The boy snorted and shook his head. “Mister, if you want worms that draw, send ‘em to art class.”

“Surprised by the youth’s fast comeback, the man said, “Ah,” and got no further.

“I guess nobody ever taught you a thing about wormology, so here goes. In the first place those African worms are raised in a different environment where they evolved to be a part of that food cycle over there, a lot different from ours. On the other hand, Colorado worms and insects have evolved to survive and become a part of this micro system. My bait worms are dug from mushroom beds and rotting wood found only near cold running streams and are environmentally compatible. They are also fresher than those you dragged along from God knows where.” He gave his head a faint negative shake.

The smile disappeared and an air of deep sincerity replaced it, “When I make this special offer, my reputation is on the line.

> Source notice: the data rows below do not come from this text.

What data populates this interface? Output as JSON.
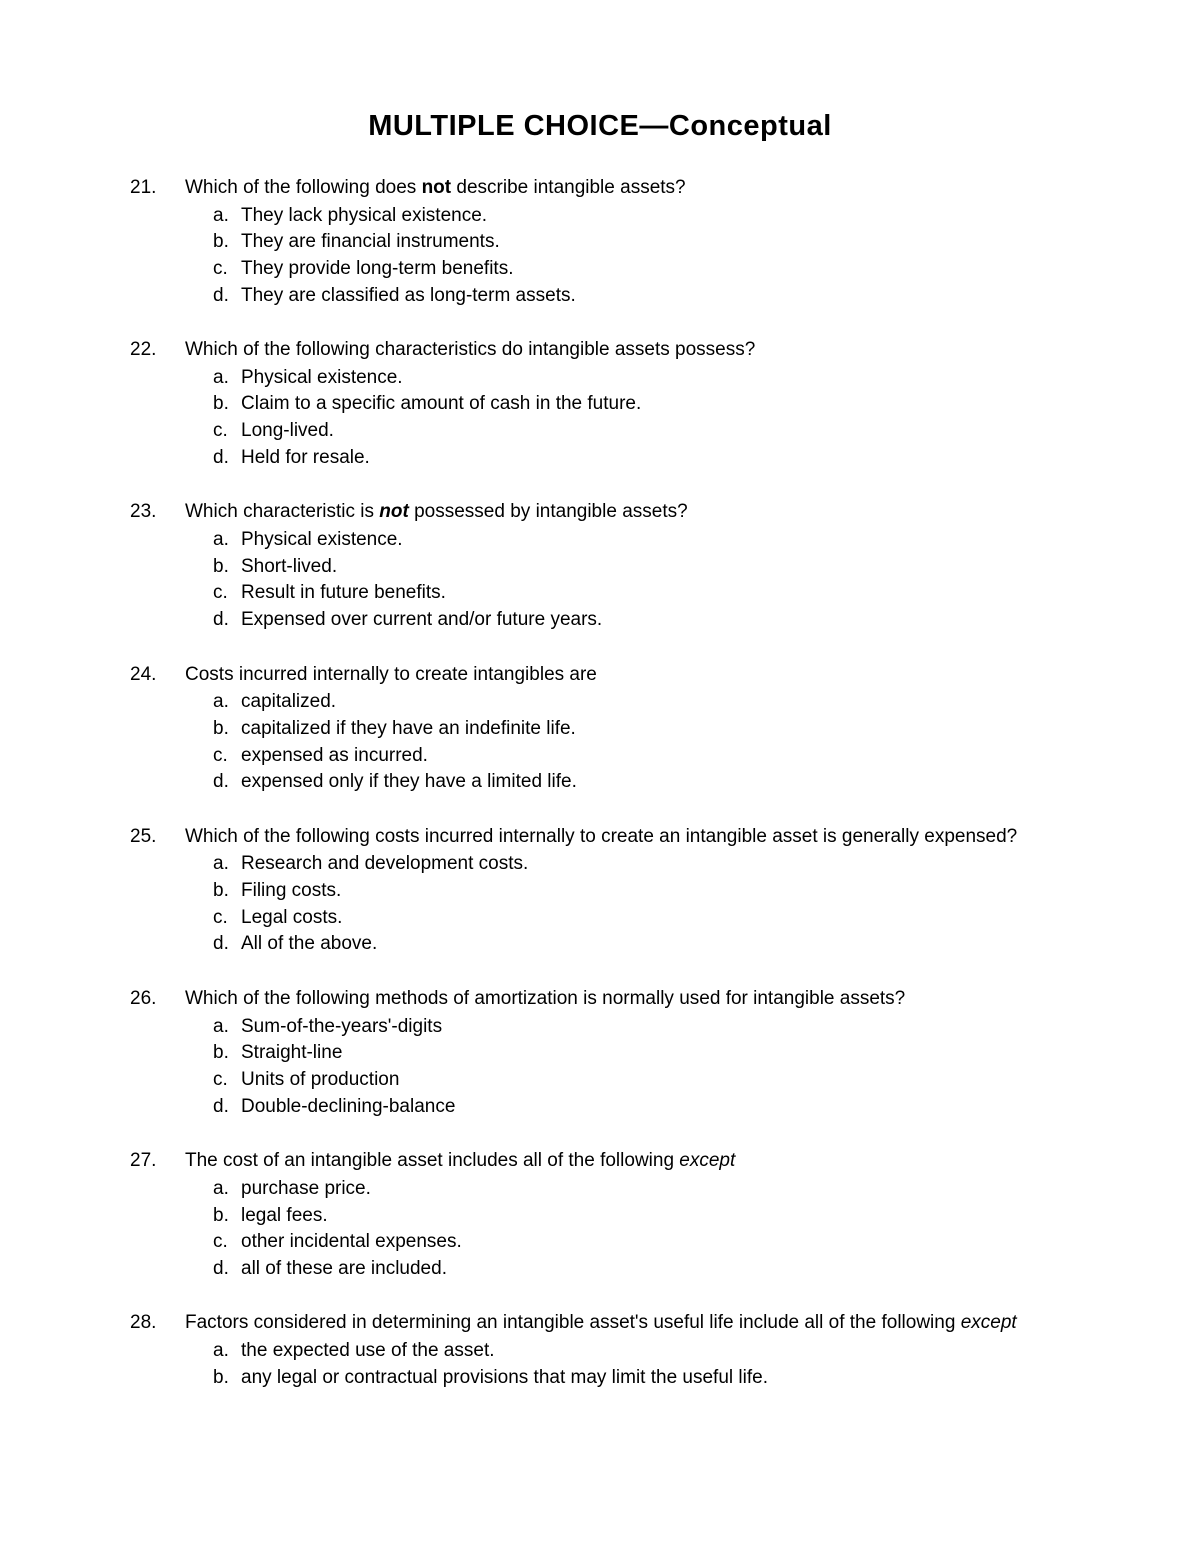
{
  "title_prefix": "MULTIPLE CHOICE—",
  "title_suffix": "Conceptual",
  "questions": [
    {
      "number": "21.",
      "text_parts": [
        {
          "text": "Which of the following does ",
          "style": "normal"
        },
        {
          "text": "not",
          "style": "bold"
        },
        {
          "text": " describe intangible assets?",
          "style": "normal"
        }
      ],
      "justify": false,
      "options": [
        {
          "letter": "a.",
          "text": "They lack physical existence."
        },
        {
          "letter": "b.",
          "text": "They are financial instruments."
        },
        {
          "letter": "c.",
          "text": "They provide long-term benefits."
        },
        {
          "letter": "d.",
          "text": "They are classified as long-term assets."
        }
      ]
    },
    {
      "number": "22.",
      "text_parts": [
        {
          "text": "Which of the following characteristics do intangible assets possess?",
          "style": "normal"
        }
      ],
      "justify": false,
      "options": [
        {
          "letter": "a.",
          "text": "Physical existence."
        },
        {
          "letter": "b.",
          "text": "Claim to a specific amount of cash in the future."
        },
        {
          "letter": "c.",
          "text": "Long-lived."
        },
        {
          "letter": "d.",
          "text": "Held for resale."
        }
      ]
    },
    {
      "number": "23.",
      "text_parts": [
        {
          "text": "Which characteristic is ",
          "style": "normal"
        },
        {
          "text": "not",
          "style": "bold-italic"
        },
        {
          "text": " possessed by intangible assets?",
          "style": "normal"
        }
      ],
      "justify": false,
      "options": [
        {
          "letter": "a.",
          "text": "Physical existence."
        },
        {
          "letter": "b.",
          "text": "Short-lived."
        },
        {
          "letter": "c.",
          "text": "Result in future benefits."
        },
        {
          "letter": "d.",
          "text": "Expensed over current and/or future years."
        }
      ]
    },
    {
      "number": "24.",
      "text_parts": [
        {
          "text": "Costs incurred internally to create intangibles are",
          "style": "normal"
        }
      ],
      "justify": false,
      "options": [
        {
          "letter": "a.",
          "text": "capitalized."
        },
        {
          "letter": "b.",
          "text": "capitalized if they have an indefinite life."
        },
        {
          "letter": "c.",
          "text": "expensed as incurred."
        },
        {
          "letter": "d.",
          "text": "expensed only if they have a limited life."
        }
      ]
    },
    {
      "number": "25.",
      "text_parts": [
        {
          "text": "Which of the following costs incurred internally to create an intangible asset is generally expensed?",
          "style": "normal"
        }
      ],
      "justify": true,
      "options": [
        {
          "letter": "a.",
          "text": "Research and development costs."
        },
        {
          "letter": "b.",
          "text": "Filing costs."
        },
        {
          "letter": "c.",
          "text": "Legal costs."
        },
        {
          "letter": "d.",
          "text": "All of the above."
        }
      ]
    },
    {
      "number": "26.",
      "text_parts": [
        {
          "text": "Which of the following methods of amortization is normally used for intangible assets?",
          "style": "normal"
        }
      ],
      "justify": false,
      "options": [
        {
          "letter": "a.",
          "text": "Sum-of-the-years'-digits"
        },
        {
          "letter": "b.",
          "text": "Straight-line"
        },
        {
          "letter": "c.",
          "text": "Units of production"
        },
        {
          "letter": "d.",
          "text": "Double-declining-balance"
        }
      ]
    },
    {
      "number": "27.",
      "text_parts": [
        {
          "text": "The cost of an intangible asset includes all of the following ",
          "style": "normal"
        },
        {
          "text": "except",
          "style": "italic"
        }
      ],
      "justify": false,
      "options": [
        {
          "letter": "a.",
          "text": "purchase price."
        },
        {
          "letter": "b.",
          "text": "legal fees."
        },
        {
          "letter": "c.",
          "text": "other incidental expenses."
        },
        {
          "letter": "d.",
          "text": "all of these are included."
        }
      ]
    },
    {
      "number": "28.",
      "text_parts": [
        {
          "text": "Factors considered in determining an intangible asset's useful life include all of the following ",
          "style": "normal"
        },
        {
          "text": "except",
          "style": "italic"
        }
      ],
      "justify": true,
      "options": [
        {
          "letter": "a.",
          "text": "the expected use of the asset."
        },
        {
          "letter": "b.",
          "text": "any legal or contractual provisions that may limit the useful life."
        }
      ]
    }
  ]
}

I’ll sell you these for fifty cents and you have next to nothing invested in trying them once. For the whole summer I’m here every Friday, Saturday and Sunday all day. If you don’t get your limit using only my worms, I’ll give you double your money back. If my worms don’t out perform those weak imported things, I’ll also give you your next bag of fresh worms free on your word only. I trust you to be honest.” He nodded his head once and took a deep breath.

“However, if my worms do all I claim, you give me five dollars on your next trip by. Deal?” He held the baggie up closer to the man.

“Here,” came the laughing reply. “I’ll take two. I don’t dare out fish my buddy here. He might force me walk home if I make him look too bad. Same deal for him?”

The young man lost his smile and answered, “No sir, only one special to a vehicle. This is how I make my living. I bet your friend will be so glad you thought of him, he probably won’t even make you pay for half the gas you burned to get here.”